Should we ever detect an extraterrestrial civilization, or any kind of alien life for that matter, it's a safe bet they'll look very different from us. They'll also probably think in a way that's completely foreign to what we're used to. Here's how experts believe we might be able to predict what the minds of aliens will be like.
Intelligence has historically been studied by comparing nonhuman cognitive and language abilities with human abilities. Primate-like species, which show human-like anatomy and share evolutionary lineage, have been the most studied. However, when comparing animals of non-primate origins our abilities to profile the potential for intelligence remains inadequate.
Historically our measures for nonhuman intelligence have included a variety of tools: (1) physical measurements – brain to body ratio, brain structure/convolution/neural density, presence of artifacts and physical tools, (2) observational and sensory measurements – sensory signals, complexity of signals, cross-modal abilities, social complexity, (3) data mining – information theory, signal/noise, pattern recognition, (4) experimentation – memory, cognition, language comprehension/use, theory of mind, (5) direct interfaces – one way and two way interfaces with primates, dolphins, birds and (6) accidental interactions – human/animal symbiosis, cross-species enculturation.

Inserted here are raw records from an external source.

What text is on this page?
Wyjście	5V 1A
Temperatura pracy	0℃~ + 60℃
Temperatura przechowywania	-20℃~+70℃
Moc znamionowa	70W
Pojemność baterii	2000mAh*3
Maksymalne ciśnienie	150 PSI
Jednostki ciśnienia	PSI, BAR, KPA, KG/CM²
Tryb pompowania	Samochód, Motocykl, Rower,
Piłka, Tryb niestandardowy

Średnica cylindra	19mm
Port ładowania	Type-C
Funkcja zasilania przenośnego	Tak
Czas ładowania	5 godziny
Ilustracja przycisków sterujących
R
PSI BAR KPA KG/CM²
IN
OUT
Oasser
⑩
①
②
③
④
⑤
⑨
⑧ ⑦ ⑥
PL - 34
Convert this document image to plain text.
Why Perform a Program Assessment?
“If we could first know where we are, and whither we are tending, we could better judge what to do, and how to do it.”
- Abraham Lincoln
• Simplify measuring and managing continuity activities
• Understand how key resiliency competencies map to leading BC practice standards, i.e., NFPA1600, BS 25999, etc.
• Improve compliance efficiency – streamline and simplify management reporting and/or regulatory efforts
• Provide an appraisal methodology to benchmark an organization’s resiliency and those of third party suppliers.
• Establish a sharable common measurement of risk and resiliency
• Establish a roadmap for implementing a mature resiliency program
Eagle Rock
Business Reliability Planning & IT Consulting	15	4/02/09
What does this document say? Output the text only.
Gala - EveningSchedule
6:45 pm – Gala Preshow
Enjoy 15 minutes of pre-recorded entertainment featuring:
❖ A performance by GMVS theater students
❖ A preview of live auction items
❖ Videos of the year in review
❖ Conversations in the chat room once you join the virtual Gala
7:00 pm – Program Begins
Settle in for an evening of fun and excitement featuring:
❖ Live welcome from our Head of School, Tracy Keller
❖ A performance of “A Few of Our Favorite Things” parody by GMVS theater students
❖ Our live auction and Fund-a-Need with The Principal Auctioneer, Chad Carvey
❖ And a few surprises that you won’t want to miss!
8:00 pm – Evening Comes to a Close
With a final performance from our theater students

Because humans tend to focus on “human-like” attributes and measures and scientists are often unwilling to consider other “types” of intelligence that may not be human equated, our abilities to profile “types” of intelligence that differ on a variety of scales is weak. Just as biologists stretch their definitions of life to look at extremophiles in unusual conditions, so must we stretch our descriptions of types of minds and begin profiling, rather than equating, other life forms we may encounter.
COMPLEX (COmplexity of Markers for Profiling Life in EXobiology) offers a new approach to profile a variety of organisms along multiple dimensions including EQ – Encephalization Quotient, CS – Communication Signal complexity, IC – Individual Complexity, SC – Social Complexity and II – Interspecies Interaction. Because Earth species are found along a variety of continuums, defining an intelligence profile along these different trajectories rather than comparing them only to human intelligence, may give us insight into a potential tool for quickly assessing unknown species. The application of profiling nonhuman species, out of world, will be both observational and potentially interactive in some way. Using profiles and indicators gleaned from Earth species to help us develop profiles and using pattern recognition, modeling and other data mining techniques could help jump start our understanding of other organisms and their potential for certain “types” of intelligence.